La construction européenne et le libre échange : un amalgame frauduleux
La Communauté Economique Européenne (CEE), créée par le traité de Rome en 1957, avait pour objectif de libéraliser le commerce et de favoriser la libre circulation des marchandises, de capitaux et des hommes, entre les pays membres (alors Allemagne de l'Ouest, Belgique, France, Italie, Luxembourg et Pays-Bas). En 1968 fut instauré le Tarif douanier commun (TEC) qui imposait un tarif extérieur unique à côté du désarmement tarifaire intérieur. Après le sommet européen de La Haye de 1969, le plan Werner de 1971 chercha à faire converger les économies européennes pour mettre en place une unité de compte monétaire européenne : l'European currency unit (ECU). L'ECU fut créé en 1979
Deux organisations incitèrent la France à réduire davantage ses droits de douane : l'OECE issu du plan Marshall pour le monde et la CEE pour les six pays signataires du traité de Rome.
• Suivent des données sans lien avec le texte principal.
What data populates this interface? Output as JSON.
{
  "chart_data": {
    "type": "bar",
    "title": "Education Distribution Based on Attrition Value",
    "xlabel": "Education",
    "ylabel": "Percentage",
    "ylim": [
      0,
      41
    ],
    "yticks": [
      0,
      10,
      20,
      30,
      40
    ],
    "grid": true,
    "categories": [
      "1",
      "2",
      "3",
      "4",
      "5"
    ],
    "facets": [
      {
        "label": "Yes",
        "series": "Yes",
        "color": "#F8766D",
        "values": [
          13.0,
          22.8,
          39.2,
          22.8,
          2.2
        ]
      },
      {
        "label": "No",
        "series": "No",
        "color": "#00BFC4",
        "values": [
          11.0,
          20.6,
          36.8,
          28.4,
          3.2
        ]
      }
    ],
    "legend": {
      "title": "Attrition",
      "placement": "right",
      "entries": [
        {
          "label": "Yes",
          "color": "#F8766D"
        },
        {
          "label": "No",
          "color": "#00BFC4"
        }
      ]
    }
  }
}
Le désarmement interne douanier commença en 1959. Le Fonds de stabilisation des changes de la Banque de France ne disposait que de l'équivalent d'un mois d'importations (soit 200 milliards de dollars d'alors). Le 17 juin 1958 fut lancé l'emprunt Pinay, « l'emprunt 3,5 % : de l'or qui rapporte », exonéré d'impôt sur le revenu et des droits de succession, remboursable à partir de 1970, et indexé sur l'or. Bien que le cours de référence de la pièce d'or Napoléon baissât depuis 1949, le symbole de cette indexation était fort. Cet emprunt couvrit 6 % des recettes budgétaires de 1958, soit la moitié du déficit budgétaire[1].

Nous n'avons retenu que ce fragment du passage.